Apesar de associar a ação de Mendonça à função da AGU , o doutor em Direito do Estado e coordenador da pós-graduação em Direito Constitucional da Pontifícia Universidade Católica de São Paulo (PUC-SP) Luiz Guilherme Arcaro Conci afirma que não há ilegalidade em seu ato.

“Ele tem legitimidade, qualquer pessoa pode propor habeas corpus para terceiro, não tem impedimento para que isso aconteça. O habeas corpus é um instrumento que não demanda nem de advogado”, explica o doutor em direito.

“Não é comum que o ministro da Justiça faça isso, mas esse é um governo de decisões incomuns”, analisa Conci. Para ele, um ministro não deveria fazer advocacia para outro ministro devido à função política que ele possui. “Isso é algo eticamente surpreendente”.

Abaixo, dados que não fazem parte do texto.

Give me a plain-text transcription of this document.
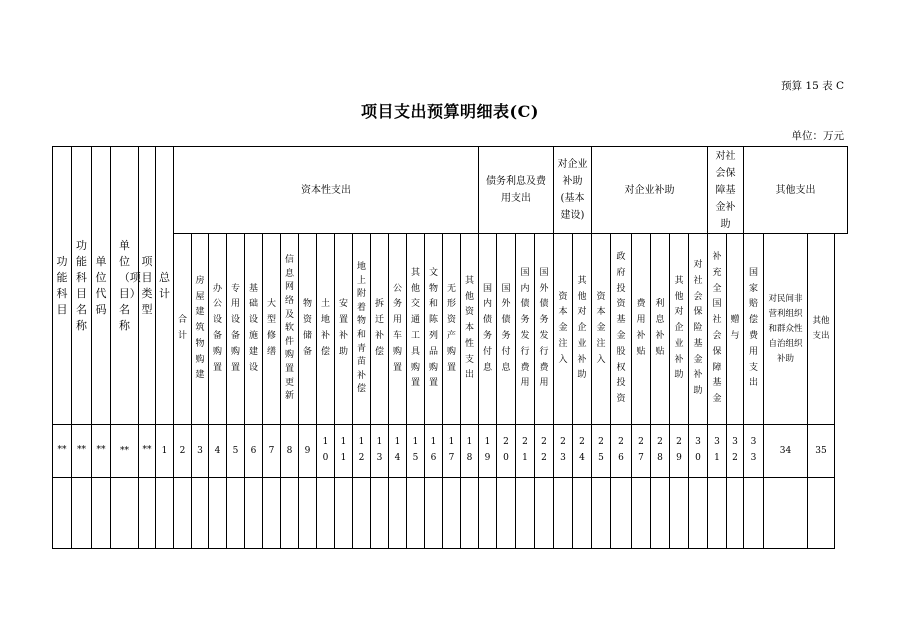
预算 15 表 C
项目支出预算明细表(C)
单位：万元
功能科目	功能科目名称	单位代码	单位（项目）名称	项目类型	总计	资本性支出																	债务利息及费用支出				对企业补助(基本建设)		对企业补助						对社会保障基金补助		其他支出		
						合计	房屋建筑物购建	办公设备购置	专用设备购置	基础设施建设	大型修缮	信息网络及软件购置更新	物资储备	土地补偿	安置补助	地上附着物和青苗补偿	拆迁补偿	公务用车购置	其他交通工具购置	文物和陈列品购置	无形资产购置	其他资本性支出	国内债务付息	国外债务付息	国内债务发行费用	国外债务发行费用	资本金注入	其他对企业补助	资本金注入	政府投资基金股权投资	费用补贴	利息补贴	其他对企业补助	对社会保险基金补助	补充全国社会保障基金	赠与	国家赔偿费用支出	对民间非营利组织和群众性自治组织补助	其他支出
**	**	**	**	**	1	2	3	4	5	6	7	8	9	10	11	12	13	14	15	16	17	18	19	20	21	22	23	24	25	26	27	28	29	30	31	32	33	34	35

Leia também: Weintraub fica em silêncio durante depoimento à PF

O doutor em direito não vê surpresa na atuação de André Mendonça neste primeiro mês no comando do ministério. Para ele, o ministro se encaixa no perfil do presidente. Conci analisa que a medida foi “uma forma de politizar mais ainda essa oitiva do ministro Weintraub” e “claramente, uma forma de pressionar o Supremo”.